Darf der Arbeitgeber das Fieber seiner Angestellten messen oder steht dem das Datenschutzrecht entgegen? Einlass nur mit Fiebermessung? Und auf welcher Rechtsgrundlage kann diese Datenverarbeitung gestützt werden?

Derartige Überschriften sind spätestens seit der Corona-Pandemie ab März dieses Jahres hierzulande viel zu lesen gewesen und sorgten insgesamt für viel Diskussionsstoff.

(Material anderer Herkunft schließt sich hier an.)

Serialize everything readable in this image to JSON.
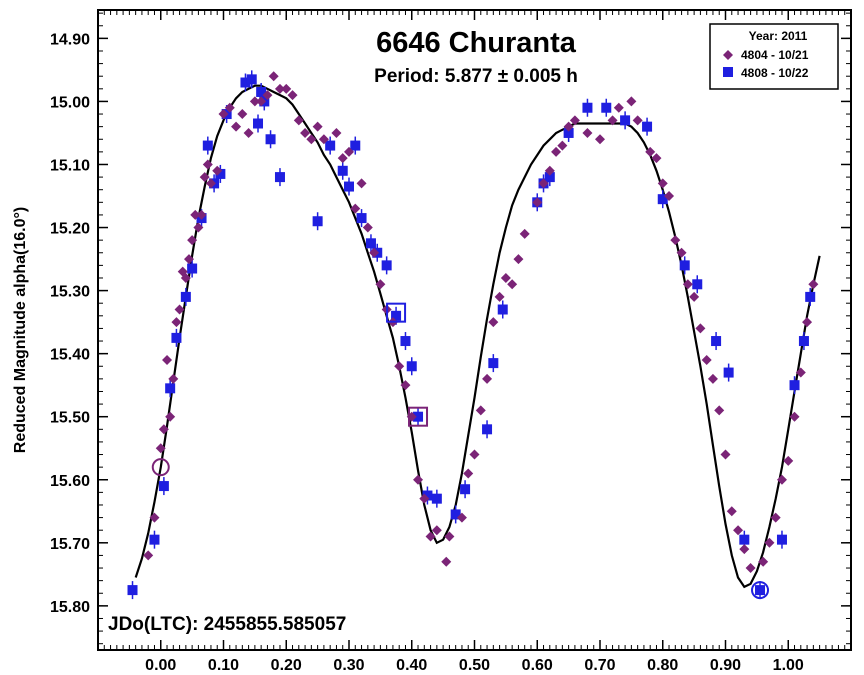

Mittlerweile gibt es hierzu auch Empfehlungen von den deutschen Aufsichtsbehörden (so z.B. die FAQ vom LfDI NRW).

Der europäischen Datenschutzbeauftragte (EDSB) als eigenständige Datenschutzbehörde der EU veröffentlichte vor wenigen Tagen ein englischsprachiges Papier zur datenschutzrechtlichen Bewertung der Messung der Körpertemperatur im Kontext der Covid-19 Krise, die jedoch nur für Organe und Stellen der EU gilt (!).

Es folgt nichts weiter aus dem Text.